Litvinenko had been an FSB officer who became a strong critic of the Kremlin — a rare, almost unique, phenomenon because, as his tragic fate shows, this scary successor organisation of the KGB does not let go of anyone, and it requires extraordinary courage to fight it. He told his story in his book The Gang from Lubyanka, published both in Russian and in English in 2002. As an officer fighting organised crime, he noticed again and again that criminals' tracks led to the top echelons of the country's rulers. He alerted his superiors, only to be told each time: "Don't get involved." But he did, and after being ordered to commit a murder, he organised a TV press conference (in 1998, before Putin came to power, Russia was still free enough to allow that). He was arrested, spent a year in prison, then after his release received threats to his family and fled abroad. A brief account of all this formed part of the BBC interview of 2002. The honest urgency of Litvinenko's voice in this interview and in the Frontline Club speech convinced me and many others that he was certainly not a "nobody", as the official Russian line portrayed him, with the implication that in that case there was no motive to kill him. "He was a victim, but not a martyr," the editor exclaimed. "It is your programme that makes a martyr of him."
I, however, thought that Litvinenko had been made a martyr by those who had murdered him. This view was expressed by several contributors to my programme: Bukovsky; the former MI6 double agent Oleg Gordievsky; and the leader of the Chechen government in exile, Akhmed Zakayev. All these people had known Litvinenko well and could speak about his views, his beliefs and his last days.

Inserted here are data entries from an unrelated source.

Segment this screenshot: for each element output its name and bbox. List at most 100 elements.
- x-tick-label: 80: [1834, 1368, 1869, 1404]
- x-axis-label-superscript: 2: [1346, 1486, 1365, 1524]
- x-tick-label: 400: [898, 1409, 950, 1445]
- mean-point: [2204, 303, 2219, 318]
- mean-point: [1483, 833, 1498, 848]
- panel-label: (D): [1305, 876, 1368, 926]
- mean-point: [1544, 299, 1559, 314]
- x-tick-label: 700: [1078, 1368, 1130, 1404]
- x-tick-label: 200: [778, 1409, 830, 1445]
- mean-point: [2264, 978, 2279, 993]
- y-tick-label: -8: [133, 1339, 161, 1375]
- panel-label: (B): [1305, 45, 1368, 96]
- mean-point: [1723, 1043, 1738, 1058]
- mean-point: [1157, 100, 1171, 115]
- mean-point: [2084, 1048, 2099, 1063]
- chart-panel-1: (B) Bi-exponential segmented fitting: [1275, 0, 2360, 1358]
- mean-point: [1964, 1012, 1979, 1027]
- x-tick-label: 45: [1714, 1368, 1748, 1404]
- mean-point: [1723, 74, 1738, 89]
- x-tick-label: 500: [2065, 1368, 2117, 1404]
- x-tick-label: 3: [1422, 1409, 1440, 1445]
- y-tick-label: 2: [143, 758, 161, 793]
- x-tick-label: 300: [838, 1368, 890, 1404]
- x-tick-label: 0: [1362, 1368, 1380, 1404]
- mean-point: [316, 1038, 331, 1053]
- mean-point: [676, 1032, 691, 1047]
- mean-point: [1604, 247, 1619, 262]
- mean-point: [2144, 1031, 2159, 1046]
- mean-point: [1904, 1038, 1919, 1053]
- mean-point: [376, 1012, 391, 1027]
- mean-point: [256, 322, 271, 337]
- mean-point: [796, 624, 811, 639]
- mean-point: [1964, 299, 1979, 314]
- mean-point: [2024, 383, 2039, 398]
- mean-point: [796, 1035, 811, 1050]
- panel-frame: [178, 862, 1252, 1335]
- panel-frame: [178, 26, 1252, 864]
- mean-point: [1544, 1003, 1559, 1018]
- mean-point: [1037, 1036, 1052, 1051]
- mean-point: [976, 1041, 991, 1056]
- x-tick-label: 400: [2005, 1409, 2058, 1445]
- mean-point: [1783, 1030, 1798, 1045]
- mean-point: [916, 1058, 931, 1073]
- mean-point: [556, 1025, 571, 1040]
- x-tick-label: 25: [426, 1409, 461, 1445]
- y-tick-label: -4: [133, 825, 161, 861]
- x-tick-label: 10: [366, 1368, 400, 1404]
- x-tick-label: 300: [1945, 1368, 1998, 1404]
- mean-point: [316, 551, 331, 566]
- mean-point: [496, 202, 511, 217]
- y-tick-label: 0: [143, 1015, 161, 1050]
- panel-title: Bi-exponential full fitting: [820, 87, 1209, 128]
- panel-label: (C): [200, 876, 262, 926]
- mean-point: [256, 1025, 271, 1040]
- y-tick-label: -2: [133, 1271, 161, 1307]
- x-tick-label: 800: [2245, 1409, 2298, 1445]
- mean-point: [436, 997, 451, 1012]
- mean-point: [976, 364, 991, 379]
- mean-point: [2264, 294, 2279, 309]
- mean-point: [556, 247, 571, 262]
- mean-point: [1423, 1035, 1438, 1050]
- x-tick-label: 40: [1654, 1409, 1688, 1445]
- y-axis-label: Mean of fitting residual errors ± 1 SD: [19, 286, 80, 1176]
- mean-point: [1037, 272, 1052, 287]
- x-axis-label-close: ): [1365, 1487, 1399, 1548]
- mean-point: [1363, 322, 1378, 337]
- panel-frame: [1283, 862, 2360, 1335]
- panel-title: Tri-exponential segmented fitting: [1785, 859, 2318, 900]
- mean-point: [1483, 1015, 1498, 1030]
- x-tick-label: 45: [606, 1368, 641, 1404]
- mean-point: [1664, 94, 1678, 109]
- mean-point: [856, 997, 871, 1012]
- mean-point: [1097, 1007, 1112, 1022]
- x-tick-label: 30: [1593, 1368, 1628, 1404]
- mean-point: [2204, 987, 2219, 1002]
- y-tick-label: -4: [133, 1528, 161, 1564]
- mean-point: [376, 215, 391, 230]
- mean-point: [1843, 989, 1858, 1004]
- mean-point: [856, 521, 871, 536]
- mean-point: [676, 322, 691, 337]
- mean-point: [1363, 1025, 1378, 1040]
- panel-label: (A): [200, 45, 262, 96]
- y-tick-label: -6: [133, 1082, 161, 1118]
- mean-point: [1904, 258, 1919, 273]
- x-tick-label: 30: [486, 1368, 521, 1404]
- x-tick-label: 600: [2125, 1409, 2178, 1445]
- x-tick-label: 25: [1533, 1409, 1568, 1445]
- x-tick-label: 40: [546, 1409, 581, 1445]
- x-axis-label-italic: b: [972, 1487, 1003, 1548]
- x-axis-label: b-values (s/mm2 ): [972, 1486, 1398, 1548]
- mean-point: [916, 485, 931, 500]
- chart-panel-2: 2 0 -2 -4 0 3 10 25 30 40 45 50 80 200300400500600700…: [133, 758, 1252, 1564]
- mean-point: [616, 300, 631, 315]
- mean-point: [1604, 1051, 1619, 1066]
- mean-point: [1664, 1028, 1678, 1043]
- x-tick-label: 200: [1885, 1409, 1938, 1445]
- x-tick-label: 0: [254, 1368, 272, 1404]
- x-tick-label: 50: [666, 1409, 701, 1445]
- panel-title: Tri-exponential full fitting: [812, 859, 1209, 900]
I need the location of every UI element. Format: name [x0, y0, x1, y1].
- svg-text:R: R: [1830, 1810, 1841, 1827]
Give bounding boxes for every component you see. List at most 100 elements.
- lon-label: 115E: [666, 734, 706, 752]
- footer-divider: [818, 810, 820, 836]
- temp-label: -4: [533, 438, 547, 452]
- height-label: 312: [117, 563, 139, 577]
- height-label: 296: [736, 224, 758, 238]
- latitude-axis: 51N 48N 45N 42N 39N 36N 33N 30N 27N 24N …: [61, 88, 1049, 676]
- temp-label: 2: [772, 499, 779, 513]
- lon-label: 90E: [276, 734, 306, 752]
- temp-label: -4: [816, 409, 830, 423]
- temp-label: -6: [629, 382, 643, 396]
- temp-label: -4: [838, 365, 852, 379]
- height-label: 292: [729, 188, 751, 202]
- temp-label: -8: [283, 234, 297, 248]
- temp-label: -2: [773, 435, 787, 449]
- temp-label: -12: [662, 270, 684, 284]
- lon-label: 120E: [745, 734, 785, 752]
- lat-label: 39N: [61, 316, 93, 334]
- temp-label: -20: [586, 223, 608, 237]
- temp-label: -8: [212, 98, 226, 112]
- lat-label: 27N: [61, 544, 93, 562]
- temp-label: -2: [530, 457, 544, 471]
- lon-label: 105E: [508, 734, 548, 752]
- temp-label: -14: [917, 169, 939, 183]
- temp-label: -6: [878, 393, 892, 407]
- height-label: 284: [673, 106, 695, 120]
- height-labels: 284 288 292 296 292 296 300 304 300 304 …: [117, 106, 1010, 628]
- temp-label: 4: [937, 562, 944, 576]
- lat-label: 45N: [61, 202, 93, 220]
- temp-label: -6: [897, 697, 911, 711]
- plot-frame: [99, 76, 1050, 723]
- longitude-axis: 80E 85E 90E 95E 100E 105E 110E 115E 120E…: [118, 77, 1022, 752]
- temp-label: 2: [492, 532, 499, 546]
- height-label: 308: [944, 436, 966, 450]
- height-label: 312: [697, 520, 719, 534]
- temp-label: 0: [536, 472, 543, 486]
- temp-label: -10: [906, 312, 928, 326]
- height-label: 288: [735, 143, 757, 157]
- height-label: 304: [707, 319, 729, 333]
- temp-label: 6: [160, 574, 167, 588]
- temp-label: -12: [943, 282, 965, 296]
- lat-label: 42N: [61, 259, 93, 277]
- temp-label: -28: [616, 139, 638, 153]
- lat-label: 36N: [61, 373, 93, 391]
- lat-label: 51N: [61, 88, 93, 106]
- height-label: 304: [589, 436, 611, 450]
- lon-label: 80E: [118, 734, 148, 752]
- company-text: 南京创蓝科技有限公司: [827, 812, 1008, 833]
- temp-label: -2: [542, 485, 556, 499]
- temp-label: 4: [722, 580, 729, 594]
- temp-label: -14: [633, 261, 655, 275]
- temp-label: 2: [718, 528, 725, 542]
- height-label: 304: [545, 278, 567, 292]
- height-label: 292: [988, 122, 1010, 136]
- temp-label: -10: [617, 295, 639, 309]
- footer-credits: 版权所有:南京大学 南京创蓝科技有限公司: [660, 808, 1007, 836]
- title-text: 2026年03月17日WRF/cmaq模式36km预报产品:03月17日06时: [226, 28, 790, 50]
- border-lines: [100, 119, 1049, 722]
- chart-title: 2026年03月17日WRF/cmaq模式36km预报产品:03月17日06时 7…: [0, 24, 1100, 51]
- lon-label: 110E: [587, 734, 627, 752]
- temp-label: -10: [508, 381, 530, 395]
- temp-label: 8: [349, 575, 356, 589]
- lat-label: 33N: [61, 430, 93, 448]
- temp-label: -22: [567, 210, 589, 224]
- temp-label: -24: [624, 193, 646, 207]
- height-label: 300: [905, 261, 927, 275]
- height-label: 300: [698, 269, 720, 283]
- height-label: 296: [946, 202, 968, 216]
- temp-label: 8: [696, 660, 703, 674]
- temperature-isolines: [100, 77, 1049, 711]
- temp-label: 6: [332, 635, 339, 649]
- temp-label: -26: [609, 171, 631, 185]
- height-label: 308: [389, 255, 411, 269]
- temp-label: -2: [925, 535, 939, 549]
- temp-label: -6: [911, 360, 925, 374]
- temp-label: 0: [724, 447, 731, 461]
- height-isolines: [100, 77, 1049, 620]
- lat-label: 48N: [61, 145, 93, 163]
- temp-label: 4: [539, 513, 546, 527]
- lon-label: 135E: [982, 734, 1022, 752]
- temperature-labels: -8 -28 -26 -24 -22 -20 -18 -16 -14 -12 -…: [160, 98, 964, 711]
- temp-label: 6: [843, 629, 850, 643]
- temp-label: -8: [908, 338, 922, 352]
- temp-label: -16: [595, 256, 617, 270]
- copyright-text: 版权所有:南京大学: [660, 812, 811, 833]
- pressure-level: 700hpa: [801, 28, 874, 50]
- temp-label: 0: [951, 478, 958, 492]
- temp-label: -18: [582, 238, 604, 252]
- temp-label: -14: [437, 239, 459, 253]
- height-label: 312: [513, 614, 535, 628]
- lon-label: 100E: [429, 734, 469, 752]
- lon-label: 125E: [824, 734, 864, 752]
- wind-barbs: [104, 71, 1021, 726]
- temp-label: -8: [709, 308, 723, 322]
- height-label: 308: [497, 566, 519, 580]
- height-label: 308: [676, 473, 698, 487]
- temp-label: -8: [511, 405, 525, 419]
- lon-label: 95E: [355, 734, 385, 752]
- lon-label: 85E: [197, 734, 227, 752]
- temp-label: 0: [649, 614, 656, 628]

I also interviewed a pro-Kremlin pundit, the Director of the Institute of Political Studies Sergei Markov, and a member of the Security Committee of the State Duma (Russian Parliament) Gennady Gudkov, who both gave the Russian official point of view on Litvinenko ("oligarch Berezovsky's sidekick") and on his murder (different theories, including the involvement of Boris Berezovsky, rogue FSB officers, Chechens and self-poisoning, were aired).
The known facts and the official line had been well represented by the Russian Service in the three weeks between Litvinenko's murder and my programme going on air, complemented by some cautious suspicions, usually translated from English-language sources. None of the Russian speakers who shared Litvinenko's stance on the Kremlin had been interviewed by the Russian Service, although they had given numerous interviews to BBC programmes in English. Neither Bukovsky nor Gordievsky nor Zakayev was interviewed by the Russian Service on Litvinenko. The only time that Russian listeners to the BBC could hear these prominent figures talking about Litvinenko, as well as Litvinenko's own voice when he was no longer alive, was in my programme, which, after its first two transmissions, was never allowed to be broadcast again or accessed via the BBC's website.
Why did this happen? There are theories, which seem plausible, about a phone call from the Kremlin or the Russian embassy or some direct pressure from Moscow, but these can't be proved. However, I am convinced that the reason for the programme's suspension must have been the deep-seated fear that is firmly instilled in all former Soviet functionaries and overwhelms them each time they contemplate deviating from the official line. Of the three senior managers who read the script of my programme before it went on air, two were former Soviet functionaries, both in their fifties and with vast experience of working as journalists within the Soviet propaganda machine. They had made it into key positions at the BBC, and the head of the Russian Service, herself British by birth, found herself sandwiched between the two — the aforementioned Russian Service editor and the executive editor of the region (the next level up). The command from Moscow may have come from within, ringing in the editors' heads and hearts.